India will soon have to decide on sharing daily US dollar-Rupee rate with overseas exchanges
Currently, only registered users can access reference rate on same day; SGX in talks with FBIL.
The benchmark rate is used to settle millions of trades and currency derivative contracts in India and abroad.
Financial Benchmark India Pvt Ltd (FBIL), mandated by the Reserve Bank of India, is the independent benchmark administrator for interest and foreign exchange rates. The agency authorised to set the benchmark exchange rate has recently started announcing the rate with a day’s lag – allowing only registered users to access information on the same day.
“Now, the question is whether FBIL would give foreign exchanges like DGCX (Dubai Gold & Commodities Exchange) and SGX (Singapore Exchange) access to the reference rate… It’s difficult to deny them but RBI has never approved betting on rupee outside the country,” a senior official with a bank told ET.
An SGX spokesperson said the exchange “has been in communication with FBIL with regards to registering for the reference rate” while DGCX did not respond ET’s query. FBIL officials declined to comment on whether the agency would give overseas institutions access to the daily reference rate.
“The reference rate which is freely available on the FBIL website is a day old. Though anyone can obtain the current rate from Reuters, using the rate without FBIL’s approval would be construed as an irregular practice.
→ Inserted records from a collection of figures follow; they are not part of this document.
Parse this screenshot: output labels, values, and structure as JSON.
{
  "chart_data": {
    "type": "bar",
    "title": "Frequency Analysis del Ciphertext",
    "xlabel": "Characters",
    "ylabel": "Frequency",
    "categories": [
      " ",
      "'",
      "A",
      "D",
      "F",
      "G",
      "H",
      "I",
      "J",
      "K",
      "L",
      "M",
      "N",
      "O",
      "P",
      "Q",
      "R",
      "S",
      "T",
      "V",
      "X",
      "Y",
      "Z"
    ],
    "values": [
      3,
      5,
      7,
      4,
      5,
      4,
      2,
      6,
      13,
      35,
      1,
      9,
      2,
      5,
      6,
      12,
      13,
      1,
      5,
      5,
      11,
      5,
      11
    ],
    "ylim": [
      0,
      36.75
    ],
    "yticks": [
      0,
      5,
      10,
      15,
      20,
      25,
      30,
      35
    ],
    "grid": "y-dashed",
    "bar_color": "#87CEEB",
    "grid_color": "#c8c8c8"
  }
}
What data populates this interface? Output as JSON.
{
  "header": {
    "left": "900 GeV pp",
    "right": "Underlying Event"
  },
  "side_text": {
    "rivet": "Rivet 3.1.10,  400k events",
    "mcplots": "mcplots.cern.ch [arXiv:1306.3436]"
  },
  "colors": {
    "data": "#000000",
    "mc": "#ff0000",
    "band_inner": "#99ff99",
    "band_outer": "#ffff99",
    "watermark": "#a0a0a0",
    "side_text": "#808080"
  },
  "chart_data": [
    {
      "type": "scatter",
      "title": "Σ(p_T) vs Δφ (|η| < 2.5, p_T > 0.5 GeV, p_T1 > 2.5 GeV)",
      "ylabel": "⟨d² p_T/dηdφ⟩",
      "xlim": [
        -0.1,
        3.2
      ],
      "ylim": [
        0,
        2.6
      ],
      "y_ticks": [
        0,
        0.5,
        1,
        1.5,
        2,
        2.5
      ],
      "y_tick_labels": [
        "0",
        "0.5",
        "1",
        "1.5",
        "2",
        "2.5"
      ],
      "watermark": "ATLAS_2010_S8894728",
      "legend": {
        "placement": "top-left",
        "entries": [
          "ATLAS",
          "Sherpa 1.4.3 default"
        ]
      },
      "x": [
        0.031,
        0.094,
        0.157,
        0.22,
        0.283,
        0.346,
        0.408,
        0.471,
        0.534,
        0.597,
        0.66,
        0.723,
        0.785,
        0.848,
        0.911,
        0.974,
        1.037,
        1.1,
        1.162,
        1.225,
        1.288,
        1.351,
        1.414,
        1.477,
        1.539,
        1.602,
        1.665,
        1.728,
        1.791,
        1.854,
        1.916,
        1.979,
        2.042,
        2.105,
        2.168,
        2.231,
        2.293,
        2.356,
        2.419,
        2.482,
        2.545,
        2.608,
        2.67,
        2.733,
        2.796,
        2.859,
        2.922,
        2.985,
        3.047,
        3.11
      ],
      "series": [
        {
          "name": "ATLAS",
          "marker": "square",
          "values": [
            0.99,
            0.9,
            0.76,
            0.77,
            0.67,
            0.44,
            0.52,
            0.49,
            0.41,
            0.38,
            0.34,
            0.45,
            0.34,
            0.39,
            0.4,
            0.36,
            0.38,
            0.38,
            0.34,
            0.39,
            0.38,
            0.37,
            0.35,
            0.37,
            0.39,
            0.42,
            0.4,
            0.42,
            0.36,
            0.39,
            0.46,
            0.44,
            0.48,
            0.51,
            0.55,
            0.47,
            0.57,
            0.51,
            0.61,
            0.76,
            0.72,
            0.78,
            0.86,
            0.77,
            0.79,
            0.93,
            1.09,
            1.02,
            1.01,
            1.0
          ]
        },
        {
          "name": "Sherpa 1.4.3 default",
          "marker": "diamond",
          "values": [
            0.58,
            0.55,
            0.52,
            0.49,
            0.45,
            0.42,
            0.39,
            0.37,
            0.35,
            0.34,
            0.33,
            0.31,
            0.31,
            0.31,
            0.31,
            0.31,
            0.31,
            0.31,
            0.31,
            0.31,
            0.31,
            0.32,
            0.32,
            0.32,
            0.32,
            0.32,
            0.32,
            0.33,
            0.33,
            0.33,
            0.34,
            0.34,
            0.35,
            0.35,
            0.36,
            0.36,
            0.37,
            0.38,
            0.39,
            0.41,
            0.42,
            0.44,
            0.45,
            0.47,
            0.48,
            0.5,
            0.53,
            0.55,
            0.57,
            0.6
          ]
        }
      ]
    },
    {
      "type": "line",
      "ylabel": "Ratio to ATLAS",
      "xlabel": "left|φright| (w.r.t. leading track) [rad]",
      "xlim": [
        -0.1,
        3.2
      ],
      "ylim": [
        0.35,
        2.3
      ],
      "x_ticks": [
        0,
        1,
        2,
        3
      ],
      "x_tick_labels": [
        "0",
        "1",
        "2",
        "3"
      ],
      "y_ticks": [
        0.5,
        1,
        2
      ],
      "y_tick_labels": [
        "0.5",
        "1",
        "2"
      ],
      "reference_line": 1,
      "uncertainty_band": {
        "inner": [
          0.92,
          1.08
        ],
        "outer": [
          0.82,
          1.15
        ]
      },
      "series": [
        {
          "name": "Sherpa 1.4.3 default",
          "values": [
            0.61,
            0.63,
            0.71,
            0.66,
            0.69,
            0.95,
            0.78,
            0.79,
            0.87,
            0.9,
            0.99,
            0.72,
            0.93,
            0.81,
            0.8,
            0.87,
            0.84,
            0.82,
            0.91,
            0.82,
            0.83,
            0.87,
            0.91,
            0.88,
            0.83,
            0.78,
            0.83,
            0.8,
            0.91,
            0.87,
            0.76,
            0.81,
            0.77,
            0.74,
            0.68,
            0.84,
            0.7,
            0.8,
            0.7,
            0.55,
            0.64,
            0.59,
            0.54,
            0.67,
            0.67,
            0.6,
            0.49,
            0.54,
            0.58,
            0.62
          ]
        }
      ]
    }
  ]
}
No exchange would like to do that,” said a senior official of a local bourse.
SGX (at least till Tuesday) said the settlement price for INR-Dollar contracts is the “reciprocal of the RBI USD-INR exchange rate or such publicly available equivalent successor rate” determined by the exchange; DGCX, however, in describing its INR-Dollar derivatives contract refrains from making any mention of the Indian central bank.
The UAE bourse simply says that the final cash settlement price is “based on the official USD-INR reference rate issued by relevant body on last trading day.”
Earlier, the reference rate was announced by RBI. The job was handed over to FBIL after RBI decided to intervene in the exchange traded currency futures market in India.
The reference rate is arrived at by taking the rates within a randomly chosen 15-minute window between 11:30 am and 12:30 pm every day.
In fact, some years ago, the methodology was changed so that FIIs, MNC banks and corporates – some of which are offshore arms of large Indian groups – are not in a position to influence the reference rate for settling trades to their advantage in the nondeliverable forward (NDF) market.
As the name suggests, all NDF deals (like the currency contracts on exchanges) are forward transactions settled in dollars because the rupee, being a non-convertible currency, cannot be 'delivered' outside India. Since decades, fund managers in London, New York and Singapore have cut arbitrage deals – say, buying one-month forward in India and selling in NDF - to cash in on the difference. And the impact of such offshore trades, according to some studies, moves the exchange rate in Indian market.
For a long time RBI did not publicly attach any importance to the NDF market which is outside its jurisdiction. But now, many MNC banks, active in the NDF market, would prefer to formally access the FBIL reference rate to settle their trades.